Financial industry veterans know that new regulations won't eliminate financial crises in the future, but the right changes can limit the extent of future crises and reduce their frequency, said Sir Andrew Crockett, president of JPMorgan Chase International.

"Certain markets don't function adequately and stably without regulation," he said, but enforcement of national regulations gets complicated at the global level.

"Markets are global, and the players are global, but the regulations are national," he said.

Crockett said there are unintended consequences to having too many regulations, such as placing strict regulations on one area to stop certain activities, only to watch those same activities move to less-regulated areas or countries. He said he supports the idea of countries having their own national systemic risk regulators to oversee the broader economy.

"Crisis resolution and management will be international in nature, but we won't have a global authority," he said. "We will have to rely on national regulators."

The already heavily regulated banking sector will likely bear the brunt of these new changes, due to the large role it played in the current crisis with overleveraging. New rules will place much higher capital requirements on banks and could require them to keep approximately 25% of their value in capital, experts estimate.

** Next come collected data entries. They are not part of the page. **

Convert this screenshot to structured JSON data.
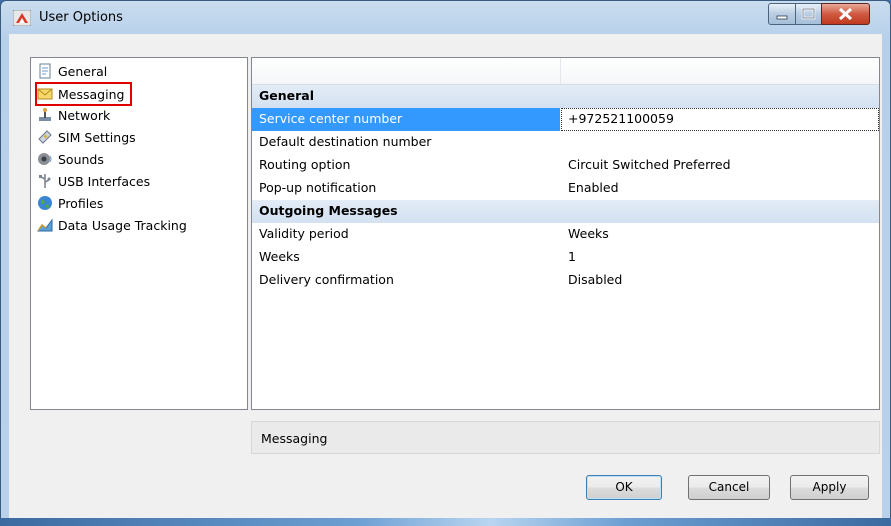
{
  "window": {
    "title": "User Options"
  },
  "nav": {
    "items": [
      {
        "label": "General",
        "icon": "page-icon"
      },
      {
        "label": "Messaging",
        "icon": "envelope-icon",
        "selected": true
      },
      {
        "label": "Network",
        "icon": "network-icon"
      },
      {
        "label": "SIM Settings",
        "icon": "sim-card-icon"
      },
      {
        "label": "Sounds",
        "icon": "speaker-icon"
      },
      {
        "label": "USB Interfaces",
        "icon": "usb-icon"
      },
      {
        "label": "Profiles",
        "icon": "globe-icon"
      },
      {
        "label": "Data Usage Tracking",
        "icon": "chart-icon"
      }
    ]
  },
  "grid": {
    "sections": [
      {
        "title": "General",
        "rows": [
          {
            "key": "Service center number",
            "value": "+972521100059",
            "selected": true
          },
          {
            "key": "Default destination number",
            "value": ""
          },
          {
            "key": "Routing option",
            "value": "Circuit Switched Preferred"
          },
          {
            "key": "Pop-up notification",
            "value": "Enabled"
          }
        ]
      },
      {
        "title": "Outgoing Messages",
        "rows": [
          {
            "key": "Validity period",
            "value": "Weeks"
          },
          {
            "key": "Weeks",
            "value": "1"
          },
          {
            "key": "Delivery confirmation",
            "value": "Disabled"
          }
        ]
      }
    ]
  },
  "status": {
    "text": "Messaging"
  },
  "buttons": {
    "ok": "OK",
    "cancel": "Cancel",
    "apply": "Apply"
  },
  "colors": {
    "selection": "#3399ff",
    "highlight_box": "#e00000",
    "section_band": "#dbe6f4"
  }
}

There are profound differences between European and American financial structures, Trichet said. While the U.S. has a primarily market-based financial system, the European area is largely bank-centered, he said.

"Clearly, there are differences in central banks' approaches to managing the crisis," he said. "In my view, these reflect profound differences in the economic structures within which central banks operate. But they do not reflect conflicting views on fundamental principles. Central banks around the world are united in purpose."

Trichet said the overarching aim of global regulators is to restore confidence, take measures to anchor expectations and lay the groundwork for a return to sustainable prosperity. Governments must balance the need to take appropriate action with the obligation to return to a sustainable path in the near future.

What the world needs now is "an effective, efficient, convincing, and quick implementation of the decisions which have been recommended by the Financial Stability Board, the International Monetary Fund and the World Bank and approved by the G-20," Trichet said. "In crisis periods, time is of the essence. At this stage, we do not need new decisions, but resolute and rapid implementation."